While initial parts were recorded on a four-track while Cross was still in Chicago, most of what she wrote in Texas was recorded in the early and late hours of the day, with loons cawing in the distance thanks to that bird sanctuary. Duszynski and the now LA-based Karon would convert and transform it all during the day while she worked, then presenting her with material that required even further sculpting. This process went on for months as drums, samples and other miscellaneous instruments were recorded, ripped apart, and placed carefully into the music alongside the additional vocals of a ladies choir (Julia Lucile, Liz Baker, Anna Milk and Sarah Duncan).

The ambiance of those twilight evenings and orange dawns formed the heart and soul of Wabi-Sabi. The album contrasts Cross’ wispy, silvery singing and minimal presentation with the dark intensity of booming drums, thick guitar and destabilized electronics. It’s a record of dynamics and intensities, with lead single ‘Steady Waves’ seeing Cross’ gentle vocal unraveling as if from a spool, before descending into a heavy-hitting rhythmic stride. ‘High Rise’ is similarly tender throughout, but it also offers gloriously scratchy guitar lines and a distinct murkiness reminiscent of Grouper. ‘Basket’ showcases the eerier elements of Cross’ music, revealing the distinct potency in Cross’ softer side.
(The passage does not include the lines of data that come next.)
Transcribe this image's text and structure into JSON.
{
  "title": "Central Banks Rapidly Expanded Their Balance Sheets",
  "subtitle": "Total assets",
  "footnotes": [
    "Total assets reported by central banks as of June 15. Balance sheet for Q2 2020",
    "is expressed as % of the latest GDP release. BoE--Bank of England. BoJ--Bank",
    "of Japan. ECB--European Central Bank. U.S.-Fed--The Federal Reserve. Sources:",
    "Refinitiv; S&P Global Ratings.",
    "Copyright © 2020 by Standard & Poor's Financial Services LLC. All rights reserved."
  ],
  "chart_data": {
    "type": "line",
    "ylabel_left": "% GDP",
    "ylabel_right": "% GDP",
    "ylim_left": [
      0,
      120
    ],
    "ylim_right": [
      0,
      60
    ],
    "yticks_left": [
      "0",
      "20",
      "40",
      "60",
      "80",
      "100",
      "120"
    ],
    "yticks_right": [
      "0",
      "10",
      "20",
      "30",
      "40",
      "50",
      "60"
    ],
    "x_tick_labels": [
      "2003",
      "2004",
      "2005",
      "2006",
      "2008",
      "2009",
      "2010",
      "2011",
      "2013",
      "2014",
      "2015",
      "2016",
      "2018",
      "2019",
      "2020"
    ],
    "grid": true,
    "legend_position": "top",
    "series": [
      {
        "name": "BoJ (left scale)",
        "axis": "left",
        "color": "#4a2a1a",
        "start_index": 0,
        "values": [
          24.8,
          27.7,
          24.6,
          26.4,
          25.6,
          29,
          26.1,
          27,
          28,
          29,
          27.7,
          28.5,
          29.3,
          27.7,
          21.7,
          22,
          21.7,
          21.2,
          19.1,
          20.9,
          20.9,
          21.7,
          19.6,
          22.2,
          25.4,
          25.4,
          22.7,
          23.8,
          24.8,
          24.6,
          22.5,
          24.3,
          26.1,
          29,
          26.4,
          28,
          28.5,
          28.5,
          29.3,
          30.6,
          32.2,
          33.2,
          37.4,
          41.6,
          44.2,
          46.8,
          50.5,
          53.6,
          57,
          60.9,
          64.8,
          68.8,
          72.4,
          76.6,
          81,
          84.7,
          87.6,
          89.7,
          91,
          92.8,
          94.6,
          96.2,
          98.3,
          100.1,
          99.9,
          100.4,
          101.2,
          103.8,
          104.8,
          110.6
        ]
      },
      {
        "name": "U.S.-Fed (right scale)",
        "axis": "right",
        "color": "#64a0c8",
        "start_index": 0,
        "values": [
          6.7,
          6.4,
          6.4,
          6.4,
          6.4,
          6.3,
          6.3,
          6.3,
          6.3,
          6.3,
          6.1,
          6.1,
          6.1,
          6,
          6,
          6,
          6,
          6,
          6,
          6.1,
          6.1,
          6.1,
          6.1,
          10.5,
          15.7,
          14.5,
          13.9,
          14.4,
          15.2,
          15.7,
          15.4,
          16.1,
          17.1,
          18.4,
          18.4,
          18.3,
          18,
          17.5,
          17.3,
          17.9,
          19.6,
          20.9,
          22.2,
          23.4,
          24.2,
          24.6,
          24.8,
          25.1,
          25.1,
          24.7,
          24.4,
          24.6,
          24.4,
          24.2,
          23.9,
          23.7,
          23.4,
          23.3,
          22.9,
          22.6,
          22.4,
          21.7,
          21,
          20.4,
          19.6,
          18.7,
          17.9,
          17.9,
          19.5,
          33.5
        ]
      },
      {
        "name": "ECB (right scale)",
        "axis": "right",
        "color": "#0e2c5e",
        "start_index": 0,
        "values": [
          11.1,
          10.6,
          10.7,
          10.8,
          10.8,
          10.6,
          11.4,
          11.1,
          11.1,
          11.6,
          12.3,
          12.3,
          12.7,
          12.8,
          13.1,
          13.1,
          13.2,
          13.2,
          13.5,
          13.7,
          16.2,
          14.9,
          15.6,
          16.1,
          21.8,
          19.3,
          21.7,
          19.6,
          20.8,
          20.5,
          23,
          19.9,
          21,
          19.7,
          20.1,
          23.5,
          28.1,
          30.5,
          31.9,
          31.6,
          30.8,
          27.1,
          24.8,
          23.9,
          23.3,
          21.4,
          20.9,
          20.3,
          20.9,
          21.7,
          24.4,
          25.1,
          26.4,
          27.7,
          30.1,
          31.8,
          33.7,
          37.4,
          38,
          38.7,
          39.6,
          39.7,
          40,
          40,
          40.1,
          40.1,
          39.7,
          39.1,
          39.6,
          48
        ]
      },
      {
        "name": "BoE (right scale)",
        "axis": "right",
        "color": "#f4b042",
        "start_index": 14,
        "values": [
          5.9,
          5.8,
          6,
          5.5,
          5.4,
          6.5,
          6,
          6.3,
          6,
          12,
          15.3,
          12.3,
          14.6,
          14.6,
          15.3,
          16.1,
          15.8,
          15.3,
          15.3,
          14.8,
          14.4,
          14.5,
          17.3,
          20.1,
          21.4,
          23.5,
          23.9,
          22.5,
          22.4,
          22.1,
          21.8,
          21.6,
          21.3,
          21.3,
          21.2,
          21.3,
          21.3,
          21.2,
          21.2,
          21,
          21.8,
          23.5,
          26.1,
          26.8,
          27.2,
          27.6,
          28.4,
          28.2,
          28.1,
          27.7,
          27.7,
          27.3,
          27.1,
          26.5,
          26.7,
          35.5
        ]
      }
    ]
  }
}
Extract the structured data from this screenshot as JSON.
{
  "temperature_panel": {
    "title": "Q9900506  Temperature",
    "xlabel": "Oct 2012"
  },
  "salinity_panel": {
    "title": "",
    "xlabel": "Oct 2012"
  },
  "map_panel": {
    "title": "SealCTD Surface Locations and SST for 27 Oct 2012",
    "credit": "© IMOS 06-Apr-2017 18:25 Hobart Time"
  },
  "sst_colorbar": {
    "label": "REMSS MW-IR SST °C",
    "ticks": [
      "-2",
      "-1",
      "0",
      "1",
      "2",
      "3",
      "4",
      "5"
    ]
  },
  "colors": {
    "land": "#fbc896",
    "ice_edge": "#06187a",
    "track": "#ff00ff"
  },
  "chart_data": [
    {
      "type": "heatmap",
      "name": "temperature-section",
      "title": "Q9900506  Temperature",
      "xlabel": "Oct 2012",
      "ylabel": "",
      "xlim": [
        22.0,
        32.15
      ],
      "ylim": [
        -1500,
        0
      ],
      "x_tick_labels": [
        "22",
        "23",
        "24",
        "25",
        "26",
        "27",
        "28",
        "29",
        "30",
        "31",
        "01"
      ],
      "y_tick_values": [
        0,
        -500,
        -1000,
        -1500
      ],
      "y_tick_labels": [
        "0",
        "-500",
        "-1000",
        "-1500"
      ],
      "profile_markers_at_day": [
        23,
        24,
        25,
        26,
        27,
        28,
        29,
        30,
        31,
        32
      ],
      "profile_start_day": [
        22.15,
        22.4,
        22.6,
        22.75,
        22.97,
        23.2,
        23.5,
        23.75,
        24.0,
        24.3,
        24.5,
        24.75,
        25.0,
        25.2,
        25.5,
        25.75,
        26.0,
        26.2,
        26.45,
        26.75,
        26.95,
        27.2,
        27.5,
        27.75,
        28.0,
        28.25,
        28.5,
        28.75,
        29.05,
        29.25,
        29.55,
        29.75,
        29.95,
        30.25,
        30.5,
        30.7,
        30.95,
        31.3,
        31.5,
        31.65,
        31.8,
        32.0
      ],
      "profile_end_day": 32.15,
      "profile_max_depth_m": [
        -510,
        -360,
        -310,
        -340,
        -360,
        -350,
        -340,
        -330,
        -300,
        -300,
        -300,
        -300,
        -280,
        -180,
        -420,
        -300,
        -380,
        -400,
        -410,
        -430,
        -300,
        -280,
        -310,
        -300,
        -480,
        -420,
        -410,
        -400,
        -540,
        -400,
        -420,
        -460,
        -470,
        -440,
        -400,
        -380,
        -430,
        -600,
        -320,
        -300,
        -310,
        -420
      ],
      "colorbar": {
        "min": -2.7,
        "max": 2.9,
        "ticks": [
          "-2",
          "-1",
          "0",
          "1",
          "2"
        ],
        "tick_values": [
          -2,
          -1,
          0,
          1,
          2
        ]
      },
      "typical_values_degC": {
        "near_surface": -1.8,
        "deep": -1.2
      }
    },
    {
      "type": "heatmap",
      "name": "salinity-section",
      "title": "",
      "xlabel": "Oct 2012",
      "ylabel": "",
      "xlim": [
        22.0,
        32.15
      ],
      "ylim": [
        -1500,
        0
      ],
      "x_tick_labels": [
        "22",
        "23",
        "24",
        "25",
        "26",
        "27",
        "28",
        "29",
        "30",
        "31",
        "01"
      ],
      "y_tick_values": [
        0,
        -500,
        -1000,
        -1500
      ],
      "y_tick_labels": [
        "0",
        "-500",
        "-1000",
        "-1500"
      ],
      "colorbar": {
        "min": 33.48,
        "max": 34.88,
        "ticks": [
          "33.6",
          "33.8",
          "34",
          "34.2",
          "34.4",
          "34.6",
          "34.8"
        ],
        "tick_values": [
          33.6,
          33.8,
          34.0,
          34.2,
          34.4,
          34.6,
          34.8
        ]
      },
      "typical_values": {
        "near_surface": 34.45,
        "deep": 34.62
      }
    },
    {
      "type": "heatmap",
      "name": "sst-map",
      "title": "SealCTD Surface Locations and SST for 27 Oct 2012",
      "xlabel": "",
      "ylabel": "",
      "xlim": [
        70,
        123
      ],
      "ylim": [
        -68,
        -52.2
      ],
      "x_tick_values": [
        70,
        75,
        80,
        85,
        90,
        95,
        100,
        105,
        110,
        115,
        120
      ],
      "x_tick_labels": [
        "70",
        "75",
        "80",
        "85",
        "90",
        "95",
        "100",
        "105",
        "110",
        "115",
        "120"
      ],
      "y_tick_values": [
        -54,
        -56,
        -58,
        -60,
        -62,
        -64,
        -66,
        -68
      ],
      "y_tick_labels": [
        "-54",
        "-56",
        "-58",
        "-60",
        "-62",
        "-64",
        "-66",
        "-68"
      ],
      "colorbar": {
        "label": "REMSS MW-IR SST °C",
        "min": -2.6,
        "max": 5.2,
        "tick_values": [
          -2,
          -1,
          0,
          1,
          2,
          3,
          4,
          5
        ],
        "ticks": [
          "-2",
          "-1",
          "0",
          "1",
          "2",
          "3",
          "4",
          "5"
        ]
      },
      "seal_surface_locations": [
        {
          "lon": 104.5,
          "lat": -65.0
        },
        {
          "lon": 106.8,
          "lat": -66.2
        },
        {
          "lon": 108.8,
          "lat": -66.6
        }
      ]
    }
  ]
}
Her lyrics are often vivid and dreamlike, almost as if each word is another brushstroke in one of Cross’ paintings. It’s no wonder she’s into minimalist composer Steve Reich as well as artists Agnes Martin and David Hockney. “His [Hockney] paintings – there’s obviously some interaction going on, but they’re still. I mean, of course they are paintings, but even so, his work is kind of static”. The influences between Cross’ artistic and musical endeavors connect and resonate throughout much of Wabi-Sabi: a record that can be loud, stirring and unsettling, but also quietly still and serene. Ultimately, Wabi-Sabi is a bold, confident opening statement for 2016 that is sure to linger in minds for the months and year to come.